B級グルメというのがある。その曖昧模糊とした言葉から来る印象は、ラーメン、うどん、お好み焼き、焼きそば、カレーライス、丼物、その他、ハンバーガーなどの軽食的要素に、さらに素早くできるメニューの中から美味しそうなものを、「食べ比べを楽しむ人達」のことである。 また、そのメニューそのものも「B級グルメ」と呼ばれることがある。B級とは、どことなく最上位より少し下がったランクという印象があり、そこには、格式やマナーより、実質的な美味しさとコスト対パフォーマンスを追求する気持ちが優先される。
「B級グルメ」の範疇に入るメニューは幅広い。それらを一堂に集めて、その評者の投票によってグランプリ(最上位)を決めようとする動きも盛んに行われてきた。そこには、興味を持った少しだけうるさいファンが集まるので、提供する側は切磋琢磨し、独自の工夫を凝らして挑むことになる。その競争する心意気の下、限られた時間の中で新たな美味しさが創造されることになる。グランプリ開催は一種のイベントであり、そのB級グルメを通して、多くの人に町や地域を知ってもらうことにも繋げる、まさに地域の宣伝活動である。また、グランプリで上位を取れば、それを求て、遠い地から再び人がやってくる。地域に対して、それを開催する刺激が加わり、何度かその時間を掛けた過渡現象によって、最終的には町興しの一端を担うことになる。これも、マーケティングの基本セオリーといえる。
本来は、その地元のお店で「B級グルメ」が提供されている筈である。
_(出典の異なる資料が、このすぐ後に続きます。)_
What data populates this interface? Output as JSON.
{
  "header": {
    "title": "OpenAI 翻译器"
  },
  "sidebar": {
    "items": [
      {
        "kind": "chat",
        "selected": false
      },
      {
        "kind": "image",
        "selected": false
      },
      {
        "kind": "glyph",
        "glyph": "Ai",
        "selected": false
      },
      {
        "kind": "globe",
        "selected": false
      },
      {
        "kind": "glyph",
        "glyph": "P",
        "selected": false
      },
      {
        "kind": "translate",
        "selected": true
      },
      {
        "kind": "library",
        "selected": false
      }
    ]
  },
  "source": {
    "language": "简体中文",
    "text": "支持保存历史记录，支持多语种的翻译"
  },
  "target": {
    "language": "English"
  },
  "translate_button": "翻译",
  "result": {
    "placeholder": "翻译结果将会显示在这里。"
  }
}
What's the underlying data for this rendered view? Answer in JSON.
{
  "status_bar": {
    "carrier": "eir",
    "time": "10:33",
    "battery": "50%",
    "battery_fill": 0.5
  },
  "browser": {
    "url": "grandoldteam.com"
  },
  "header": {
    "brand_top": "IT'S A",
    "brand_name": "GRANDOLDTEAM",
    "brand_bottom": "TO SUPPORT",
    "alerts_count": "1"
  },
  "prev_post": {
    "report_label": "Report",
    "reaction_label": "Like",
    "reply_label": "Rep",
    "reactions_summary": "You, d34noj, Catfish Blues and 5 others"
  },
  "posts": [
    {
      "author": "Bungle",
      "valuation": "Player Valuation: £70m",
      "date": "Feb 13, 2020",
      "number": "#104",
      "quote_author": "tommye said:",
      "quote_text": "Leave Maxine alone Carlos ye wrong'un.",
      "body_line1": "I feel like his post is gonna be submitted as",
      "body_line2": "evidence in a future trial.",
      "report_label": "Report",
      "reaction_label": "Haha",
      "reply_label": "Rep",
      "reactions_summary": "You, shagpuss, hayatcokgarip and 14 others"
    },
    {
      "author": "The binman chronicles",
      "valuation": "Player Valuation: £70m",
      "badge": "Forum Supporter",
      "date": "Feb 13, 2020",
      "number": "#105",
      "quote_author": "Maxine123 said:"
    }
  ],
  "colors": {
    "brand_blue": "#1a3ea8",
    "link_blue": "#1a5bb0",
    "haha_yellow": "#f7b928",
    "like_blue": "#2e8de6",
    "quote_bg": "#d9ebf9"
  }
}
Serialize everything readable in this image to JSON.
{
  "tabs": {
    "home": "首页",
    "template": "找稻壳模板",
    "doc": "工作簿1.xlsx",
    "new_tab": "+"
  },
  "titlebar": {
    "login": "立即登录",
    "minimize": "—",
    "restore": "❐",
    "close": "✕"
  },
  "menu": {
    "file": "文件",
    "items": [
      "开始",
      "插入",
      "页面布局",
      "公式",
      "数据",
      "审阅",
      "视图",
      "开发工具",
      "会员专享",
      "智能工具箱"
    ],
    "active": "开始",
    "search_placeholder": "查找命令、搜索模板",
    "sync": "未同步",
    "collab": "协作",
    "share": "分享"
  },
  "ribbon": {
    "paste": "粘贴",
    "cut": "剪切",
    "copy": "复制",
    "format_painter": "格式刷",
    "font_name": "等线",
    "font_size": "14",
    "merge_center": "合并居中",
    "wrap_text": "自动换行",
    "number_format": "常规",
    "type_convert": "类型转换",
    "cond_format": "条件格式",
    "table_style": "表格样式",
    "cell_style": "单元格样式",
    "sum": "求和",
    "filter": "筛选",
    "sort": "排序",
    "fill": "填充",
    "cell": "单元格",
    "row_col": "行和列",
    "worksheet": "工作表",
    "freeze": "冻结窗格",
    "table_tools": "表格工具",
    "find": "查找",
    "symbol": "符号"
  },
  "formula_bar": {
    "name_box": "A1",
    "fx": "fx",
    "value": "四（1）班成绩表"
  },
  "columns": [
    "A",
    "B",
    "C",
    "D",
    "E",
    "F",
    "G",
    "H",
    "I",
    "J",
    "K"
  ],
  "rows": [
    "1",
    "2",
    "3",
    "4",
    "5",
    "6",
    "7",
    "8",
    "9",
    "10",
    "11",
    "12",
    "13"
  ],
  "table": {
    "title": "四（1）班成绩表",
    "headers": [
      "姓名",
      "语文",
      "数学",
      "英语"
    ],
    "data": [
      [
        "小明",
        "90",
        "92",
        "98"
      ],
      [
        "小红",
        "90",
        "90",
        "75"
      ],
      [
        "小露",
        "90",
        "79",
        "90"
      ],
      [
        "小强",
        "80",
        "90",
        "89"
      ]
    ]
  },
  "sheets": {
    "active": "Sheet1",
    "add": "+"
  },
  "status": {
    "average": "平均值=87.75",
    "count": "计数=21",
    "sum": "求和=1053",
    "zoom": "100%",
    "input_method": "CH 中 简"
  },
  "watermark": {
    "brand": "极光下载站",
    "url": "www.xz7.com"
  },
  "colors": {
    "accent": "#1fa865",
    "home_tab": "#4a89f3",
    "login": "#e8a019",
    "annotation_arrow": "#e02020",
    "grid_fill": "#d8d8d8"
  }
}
したがって、訪れる人が、その町や地域の人たちと触れ合いながら味わう「B級グルメ」だからこそ価値があって「美味しさの背景や由来がわかる」というものだが、テレビのニュースで知った程度の情報で、さらに地理的に距離のある人達からすれば、ふーん、1度ぐらい食べてみたいとは思うが、北九州や三重まで行くのは無理だと諦めるわけで、駅弁のように、東京でも入手できれば、それも身近なものになる筈である。誰でも「B級グルメ」のグランプリという理由だけで興味が沸くとは限らないが、「B級グルメ」として出展したものの中には、いくつか興味のあるものが存在し、入手してみたいと思うものがあるかもしれない。
たまたま、その中から「亀山みそ焼きうどん」を入手することができた。この商品を手に取った背景には、興味のあった「B級グルメ」であること、あのシャープの工場があった「亀山」であること、さらに、「みそ焼きうどん」という名称から受ける、少々甘辛な味噌が旨そう、と想像できたことである。そういう断片的な情報と感覚の寄せ集めと、想像可能な味の方向性から来る一種の期待感は、他の食材とは一線を画する優位性が見て取れる。「亀山みそ焼きうどん」の袋には、豚ばら肉とキャベツを別途用意するよう求めている。味噌と豚、キャベツとくると、ちょうど回鍋肉にうどんを加えたようなお味に思えるが、本品は少々甘みと辛味のバランスが異なり 「あれっ!と思うような意表を突かれるお味を」印象付け、どこか懐かしく美味しい風味に包まれる。うどん自体は、この地域の特徴なのか、あるいはパックによる限界なのか分からないが、少し柔らかすぎが残念。